Mechanistic insight into the Fe-atom-pairs for breaking the scaling relation in ORR

Dual-atom catalysts (DACs) show great potential for efficiently regulating multiple reaction pathways and well understanding of the fundamental mechanisms, therefore are expected to break the limitations of single-atom catalysts (SACs) in heterogeneous catalysis. Herein, Fe-DAs/NC with Fe2-N6 moieties was successfully synthesized by pyrolysis of nano-confined Fe-ZIF-8, and further employed as alkaline oxygen reduction reaction (ORR) catalyst. We propose that the two adjacent Fe atoms of Fe2-N6 moiety in Fe-DAs/NC can cooperatively bond the O2 molecule via a dual-side adsorption to boost the initial O2 adsorption and O-O dissociation, meanwhile the individual Fe atom in Fe2-N6 moiety with decreased d-band center can further break the energy barrier limit for efficient desorption of the final OH* intermediate. Due to the synergistic effect of Fe2-N6 moiety, the ORR performances of Fe-DAs/NC were fully improved compared to the single-atom Fe-N4 catalyst. Specifically, Fe-DAs/NC displays a large half-wave potential of 0.93 V, fast kinetics, high selectivity, and robust stability.
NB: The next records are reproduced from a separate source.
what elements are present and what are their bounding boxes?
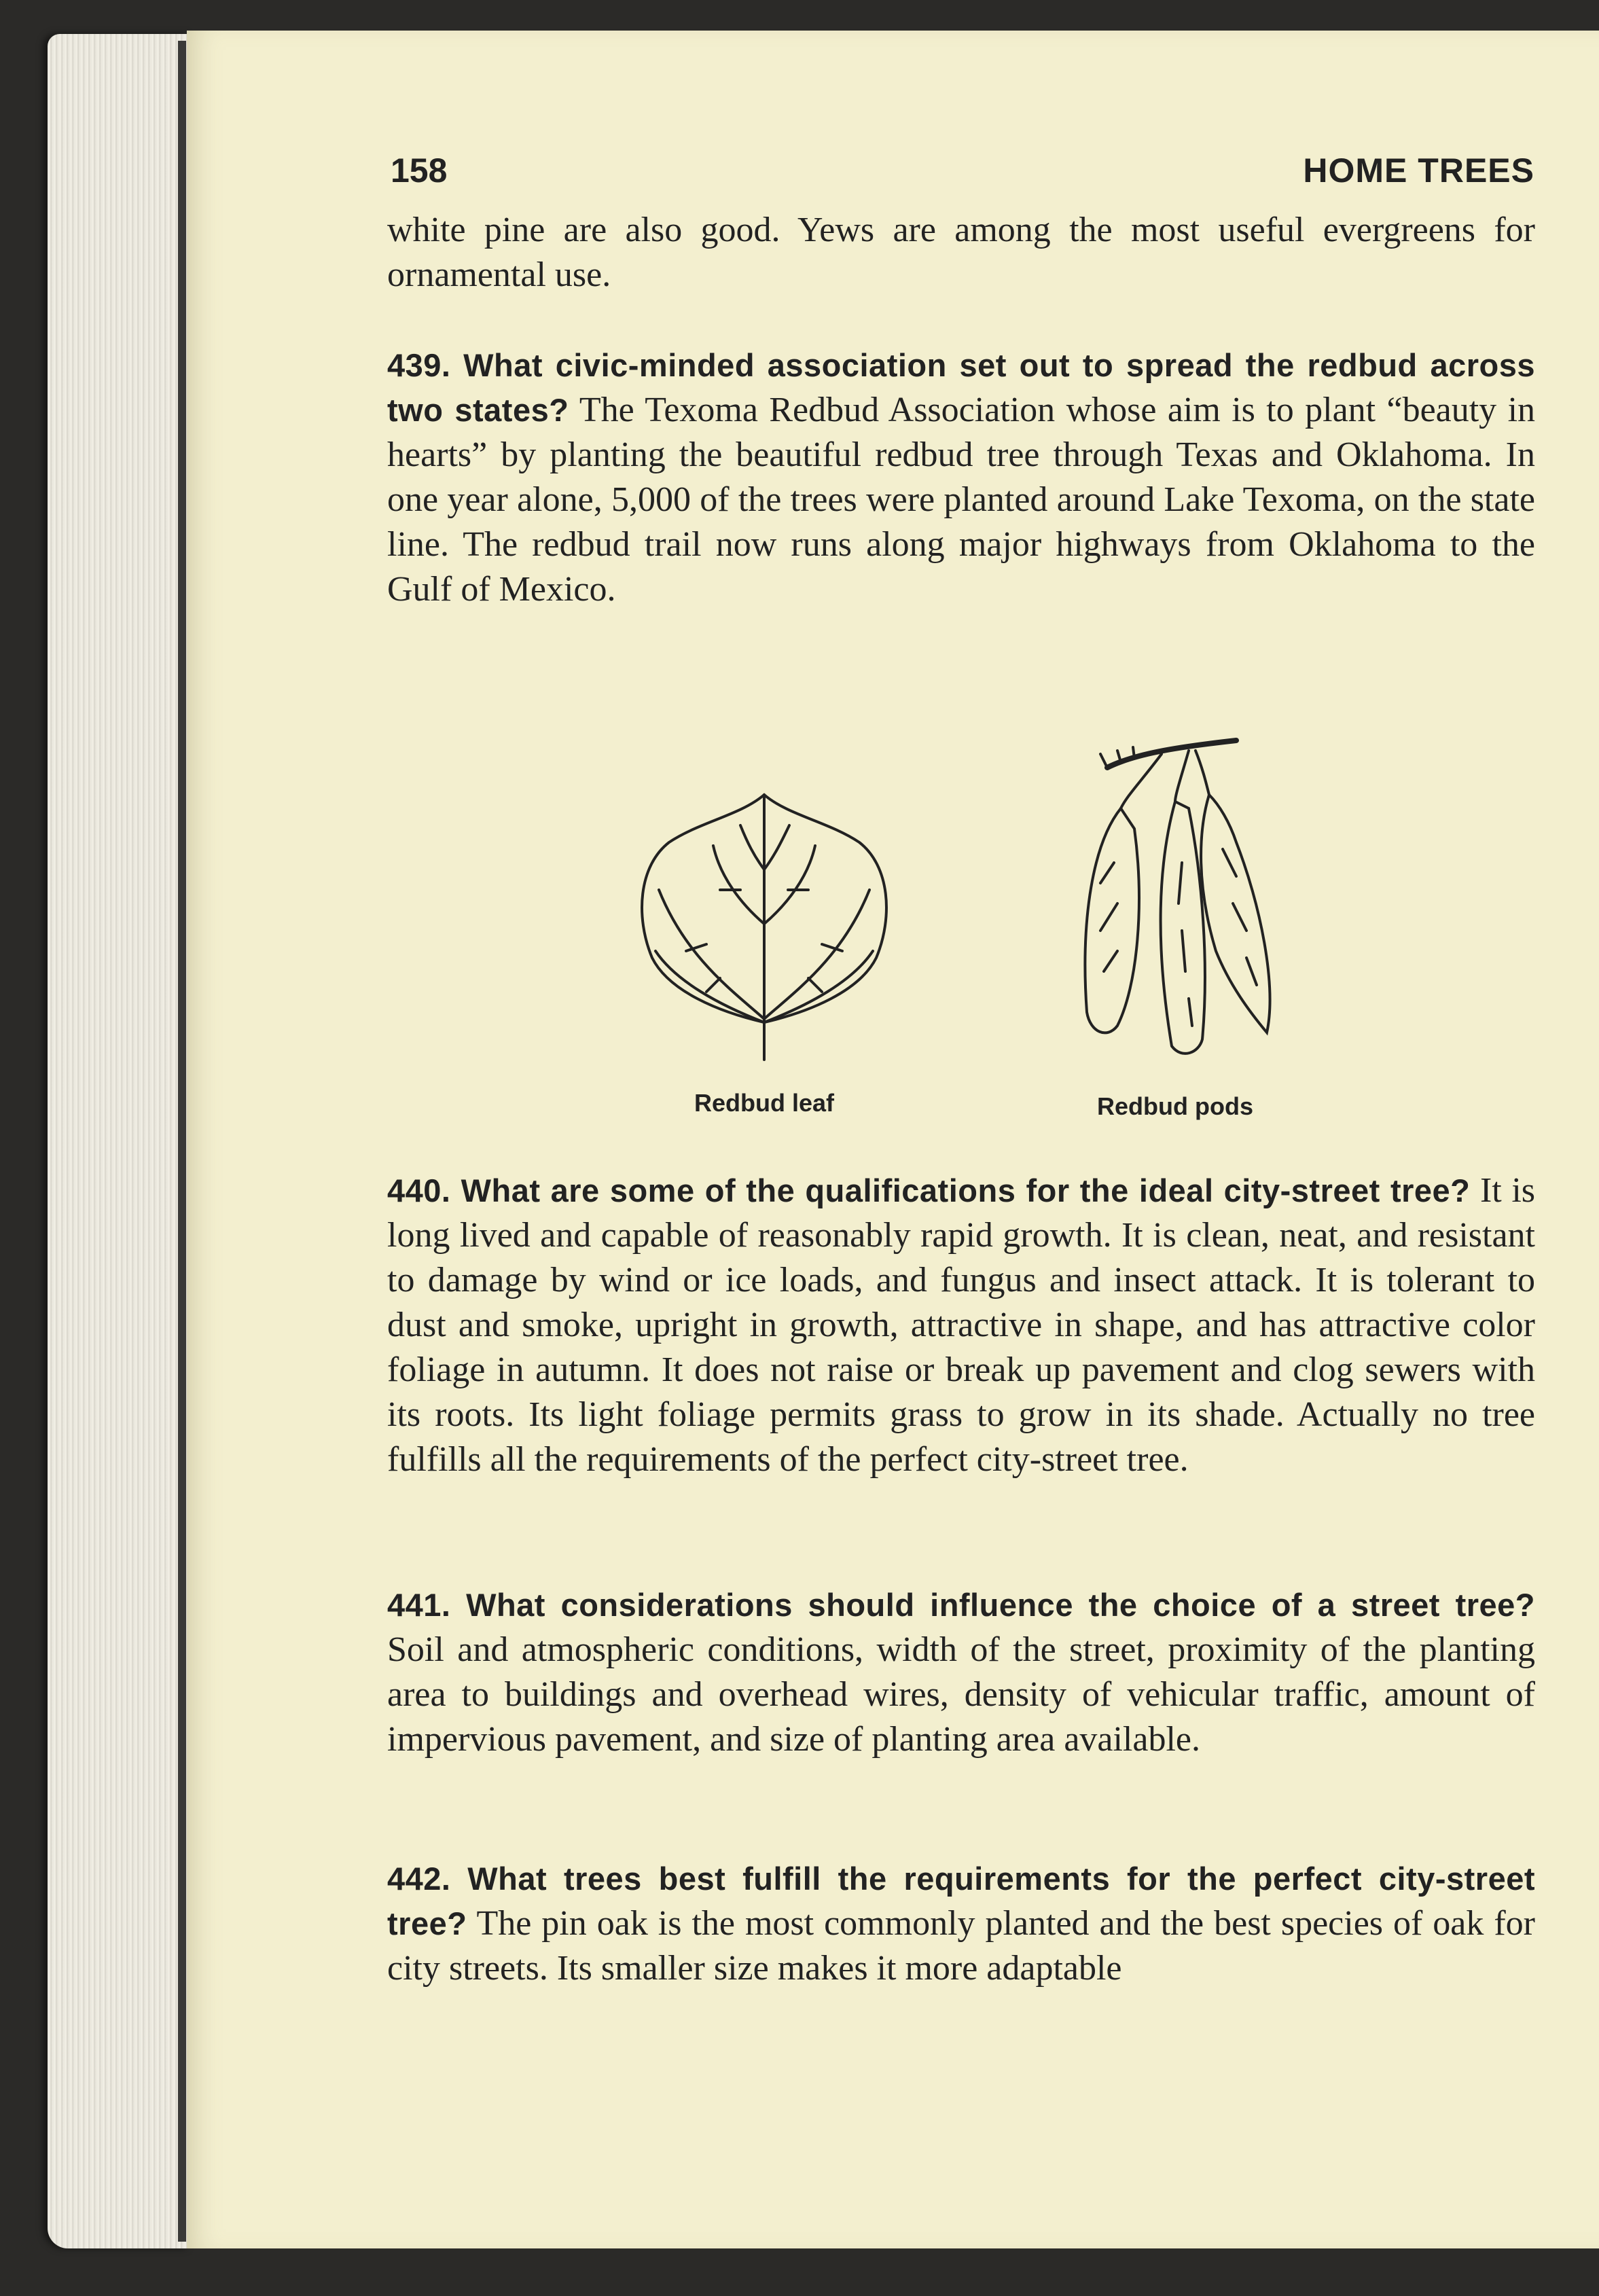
page-edges (48, 34, 190, 2248)
entry-441 (387, 1583, 1535, 1762)
pods-caption: Redbud pods (1097, 1092, 1253, 1120)
continuation-text: white pine are also good. Yews are among the most useful evergreens for ornamental use. (387, 211, 1535, 294)
question-439: 439. What civic-minded association set out to spread the redbud across two states? (387, 347, 1535, 428)
entry-440 (387, 1168, 1535, 1482)
leaf-caption: Redbud leaf (694, 1089, 834, 1117)
answer-441: Soil and atmospheric conditions, width of the street, proximity of the planting area to buildings and overhead wires, density of vehicular traffic, amount of impervious pavement, and size of planting area available. (387, 1630, 1535, 1759)
continuation-paragraph (387, 208, 1535, 298)
entry-439 (387, 343, 1535, 612)
question-440: 440. What are some of the qualifications for the ideal city-street tree? (387, 1172, 1471, 1208)
redbud-pods-illustration (1080, 727, 1277, 1073)
answer-442: The pin oak is the most commonly planted and the best species of oak for city streets. Its smaller size makes it more adaptable (387, 1904, 1536, 1988)
page-gutter (178, 41, 186, 2242)
redbud-leaf-illustration (639, 788, 897, 1066)
entry-442 (387, 1856, 1535, 1991)
question-441: 441. What considerations should influence the choice of a street tree? (387, 1587, 1535, 1623)
answer-440: It is long lived and capable of reasonably rapid growth. It is clean, neat, and resistant to damage by wind or ice loads, and fungus and insect attack. It is tolerant to dust and smoke, upright in growth, attractive in shape, and has attractive color foliage in autumn. It does not raise or break up pavement and clog sewers with its roots. Its light foliage permits grass to grow in its shade. Actually no tree fulfills all the requirements of the perfect city-street tree. (387, 1171, 1536, 1479)
section-title: HOME TREES (1303, 151, 1534, 190)
answer-439: The Texoma Redbud Association whose aim is to plant “beauty in hearts” by planting the beautiful redbud tree through Texas and Oklahoma. In one year alone, 5,000 of the trees were planted around Lake Texoma, on the state line. The redbud trail now runs along major highways from Oklahoma to the Gulf of Mexico. (387, 391, 1536, 609)
question-442: 442. What trees best fulfill the requirements for the perfect city-street tree? (387, 1861, 1535, 1941)
page-number: 158 (391, 151, 448, 190)
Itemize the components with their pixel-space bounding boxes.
And, Fe-DAs/NC-based Zn-air battery shows superior specific capacity, power density, and cycle stability than the commercial Pt/C. Our findings pave the way for rational design of atomically dispersed catalysts and afford an intensive understanding of the relationship between the structure and catalytic mechanism at the atomic scale.